The thing that has changed in me the most is my treasuring the gospel. Let me finish the scene from the bathroom. After my guilt left, I began to stand up. Within seconds I asked myself, “Is this it?” I wondered if I was done, if God had truly saved me. I felt like I needed to solidify it, or do something to make sure. I began to kneel back down and suddenly I heard “I did not pardon you because of anything that you did, or said, I saved you because Jesus Christ, my Son, paid for you with his blood. It wasn’t your tears, it wasn’t your prayers, it wasn’t anything in you at all, it was all Him.” Then I said to myself “oh yea, I just trusted and embraced that!” Then I realized, the light bulb that went off earlier was God’s gift of faith to me. Three seconds, that is how long it took for me forget what my status before God rested on; to forget what my only hope is.

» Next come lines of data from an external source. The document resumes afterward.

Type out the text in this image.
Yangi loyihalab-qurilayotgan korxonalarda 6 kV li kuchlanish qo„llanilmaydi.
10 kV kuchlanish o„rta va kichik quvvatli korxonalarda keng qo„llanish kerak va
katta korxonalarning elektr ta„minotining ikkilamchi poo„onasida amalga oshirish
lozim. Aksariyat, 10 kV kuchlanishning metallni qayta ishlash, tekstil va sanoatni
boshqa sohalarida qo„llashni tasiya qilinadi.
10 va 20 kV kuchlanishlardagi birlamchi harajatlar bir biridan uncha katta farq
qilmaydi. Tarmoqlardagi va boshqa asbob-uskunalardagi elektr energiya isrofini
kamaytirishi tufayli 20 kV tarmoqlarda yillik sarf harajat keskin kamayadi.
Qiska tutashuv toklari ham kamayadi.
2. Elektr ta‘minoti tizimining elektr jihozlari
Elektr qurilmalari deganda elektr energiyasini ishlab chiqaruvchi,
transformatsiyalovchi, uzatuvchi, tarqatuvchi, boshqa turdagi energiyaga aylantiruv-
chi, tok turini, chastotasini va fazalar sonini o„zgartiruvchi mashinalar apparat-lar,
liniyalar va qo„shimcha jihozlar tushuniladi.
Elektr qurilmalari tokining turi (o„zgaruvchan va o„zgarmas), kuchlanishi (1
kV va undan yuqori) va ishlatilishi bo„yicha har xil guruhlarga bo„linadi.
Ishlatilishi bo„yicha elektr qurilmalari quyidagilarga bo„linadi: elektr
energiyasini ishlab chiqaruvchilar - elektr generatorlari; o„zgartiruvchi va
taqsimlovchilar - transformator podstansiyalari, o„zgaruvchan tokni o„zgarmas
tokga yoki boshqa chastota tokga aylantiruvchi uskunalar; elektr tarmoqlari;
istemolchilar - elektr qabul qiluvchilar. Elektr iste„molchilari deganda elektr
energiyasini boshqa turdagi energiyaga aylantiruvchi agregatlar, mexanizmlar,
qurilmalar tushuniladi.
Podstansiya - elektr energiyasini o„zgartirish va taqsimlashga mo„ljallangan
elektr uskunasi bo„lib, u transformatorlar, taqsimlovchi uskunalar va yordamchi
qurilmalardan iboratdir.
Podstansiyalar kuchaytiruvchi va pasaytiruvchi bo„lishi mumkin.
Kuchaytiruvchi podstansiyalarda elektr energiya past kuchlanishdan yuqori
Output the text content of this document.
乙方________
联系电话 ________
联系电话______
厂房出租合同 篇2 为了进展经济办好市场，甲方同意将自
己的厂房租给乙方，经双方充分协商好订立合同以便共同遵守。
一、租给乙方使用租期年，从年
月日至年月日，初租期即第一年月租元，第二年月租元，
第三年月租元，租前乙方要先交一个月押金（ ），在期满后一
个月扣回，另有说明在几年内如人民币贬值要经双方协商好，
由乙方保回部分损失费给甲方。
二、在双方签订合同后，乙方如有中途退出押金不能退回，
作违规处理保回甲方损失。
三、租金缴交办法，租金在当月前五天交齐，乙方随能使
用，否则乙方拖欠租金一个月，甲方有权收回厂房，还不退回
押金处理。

The gospel is not something merely for lost people. It is our only hope each day. This truth has depths that as I have unraveled them, I have been transformed. I encourage you to reflect on what your only hope in life and death is. Whatever your struggle is, whether it be anger or lust. Trust in Christ for strength and turn to him as your only hope.If you have known Christ in this way, know that as you struggle, you do so as God’s Son or Daughter, and let that reality strengthen you; and always remember that such a blessed status was bought by Christ’s blood.